Le premier axe de cette action est la création et la gestion d’aires protégées. Les TAAF sont organisme gestionnaire de la Réserve Naturelle Nationale (RNN) des Terres Australes Françaises, créée en 2006 sur les archipels de Crozet, Kerguelen et Saint-Paul-et-Amsterdam et forte de 2,2 millions d’hectares ; la collectivité y met en œuvre un Plan de gestion qui s’appuie sur des actions de repeuplement ou de restauration. Les TAAF sont également responsables de la protection du milieu marin et des zones côtières en Terre-Adélie et participent, avec l’Agence des Aires Marines Protégées (AAMP), à la gestion du Parc Naturel Marin des Glorieuses, créé en 2012.

Les TAAF s’efforcent aussi de mettre en œuvre des Plans de gestion environnementaux (Plan national d’action en faveur des tortues marines, Plan de gestion Ramsar de l’île d’Europa) qui permettent de concilier les activités humaines sur le territoire (pêche, recherche scientifique) avec la préservation des écosystèmes. Cet objectif se traduit, par exemple, par des actions de lutte contre les espèces envahissantes.

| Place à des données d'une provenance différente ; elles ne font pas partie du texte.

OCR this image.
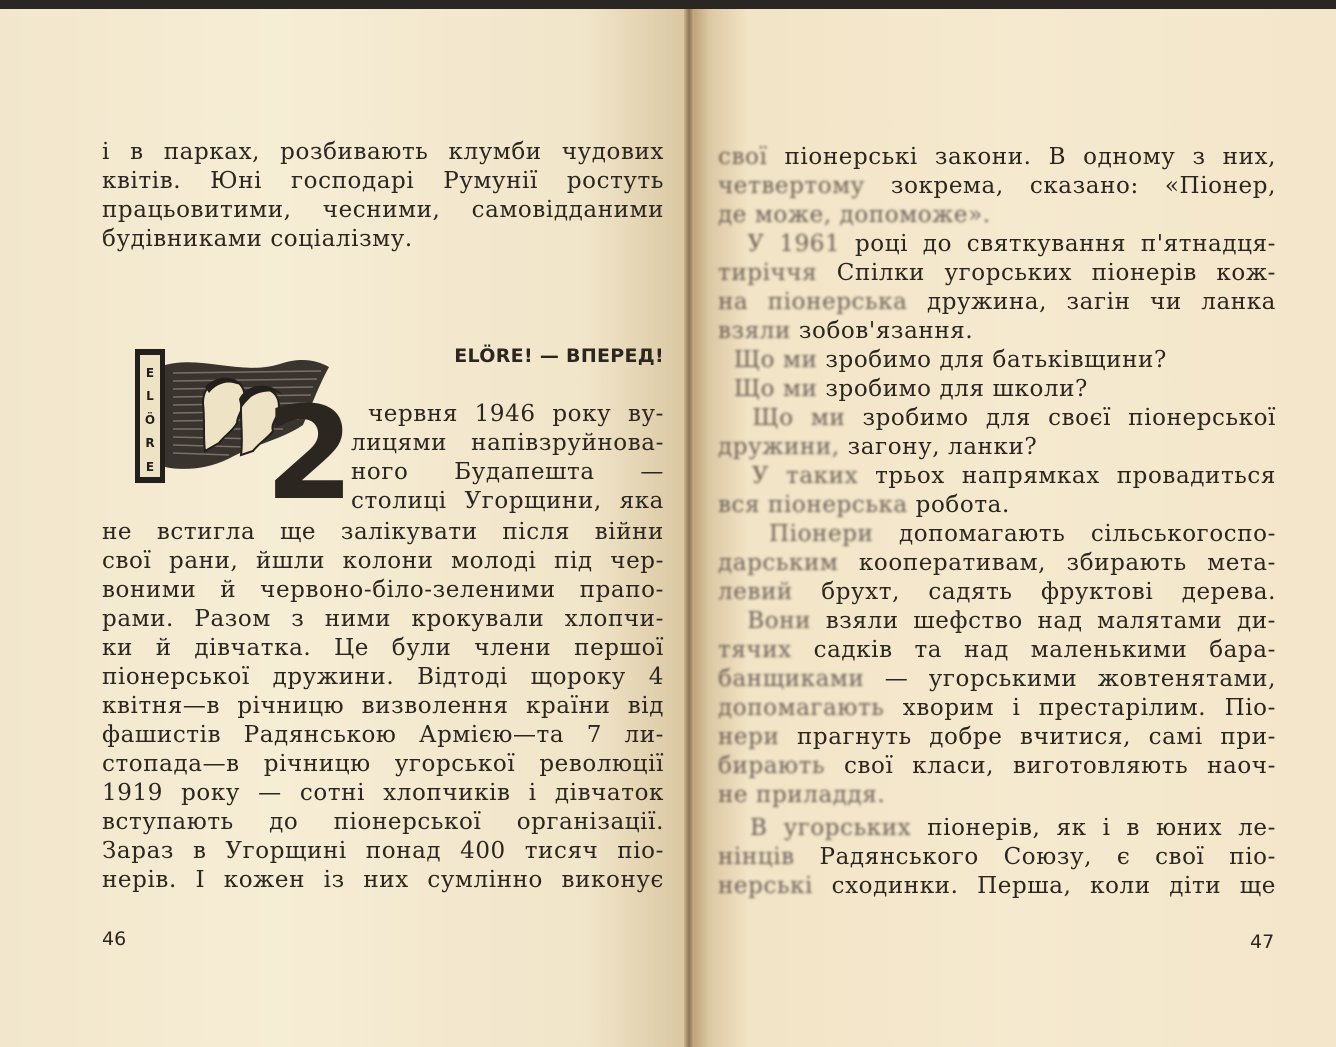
і в парках, розбивають клумби чудових

квітів. Юні господарі Румунії ростуть

працьовитими, чесними, самовідданими

будівниками соціалізму.

ELÖRE! — ВПЕРЕД!
E
L
Ö
R
E 2 червня 1946 року ву-

лицями напівзруйнова-

ного Будапешта —

столиці Угорщини, яка

не встигла ще залікувати після війни

свої рани, йшли колони молоді під чер-

воними й червоно-біло-зеленими прапо-

рами. Разом з ними крокували хлопчи-

ки й дівчатка. Це були члени першої

піонерської дружини. Відтоді щороку 4

квітня—в річницю визволення країни від

фашистів Радянською Армією—та 7 ли-

стопада—в річницю угорської революції

1919 року — сотні хлопчиків і дівчаток

вступають до піонерської організації.

Зараз в Угорщині понад 400 тисяч піо-

нерів. І кожен із них сумлінно виконує

46

свої піонерські закони. В одному з них,

четвертому зокрема, сказано: «Піонер,

де може, допоможе».

У 1961 році до святкування п'ятнадця-

тиріччя Спілки угорських піонерів кож-

на піонерська дружина, загін чи ланка

взяли зобов'язання.

Що ми зробимо для батьківщини?

Що ми зробимо для школи?

Що ми зробимо для своєї піонерської

дружини, загону, ланки?

У таких трьох напрямках провадиться

вся піонерська робота.

Піонери допомагають сільськогоспо-

дарським кооперативам, збирають мета-

левий брухт, садять фруктові дерева.

Вони взяли шефство над малятами ди-

тячих садків та над маленькими бара-

банщиками — угорськими жовтенятами,

допомагають хворим і престарілим. Піо-

нери прагнуть добре вчитися, самі при-

бирають свої класи, виготовляють наоч-

не приладдя.

В угорських піонерів, як і в юних ле-

нінців Радянського Союзу, є свої піо-

нерські сходинки. Перша, коли діти ще

47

C’est pourquoi les TAAF peuvent être considérées comme un « bright spot » : elles mettent en œuvre des actions qui améliorent la résilience des écosystèmes en faisant intervenir des partenariats originaux (IPEV, forces armées de la zone sud de l’océan Indien) ; ces actions ont vocation à être reproduites sur d’autres territoires, notamment insulaires, ce qui donne aux TAAF un véritable rôle de préfigurateur.

LES TAAF, TERRITOIRE PRIVILÉGIÉ POUR LA RECHERCHE SCIENTIFIQUE

La description des TAAF développée jusqu’ici montre à quel point notre collectivité constitue un laboratoire idéal pour les scientifiques qui s’intéressent aux enjeux environnementaux actuels.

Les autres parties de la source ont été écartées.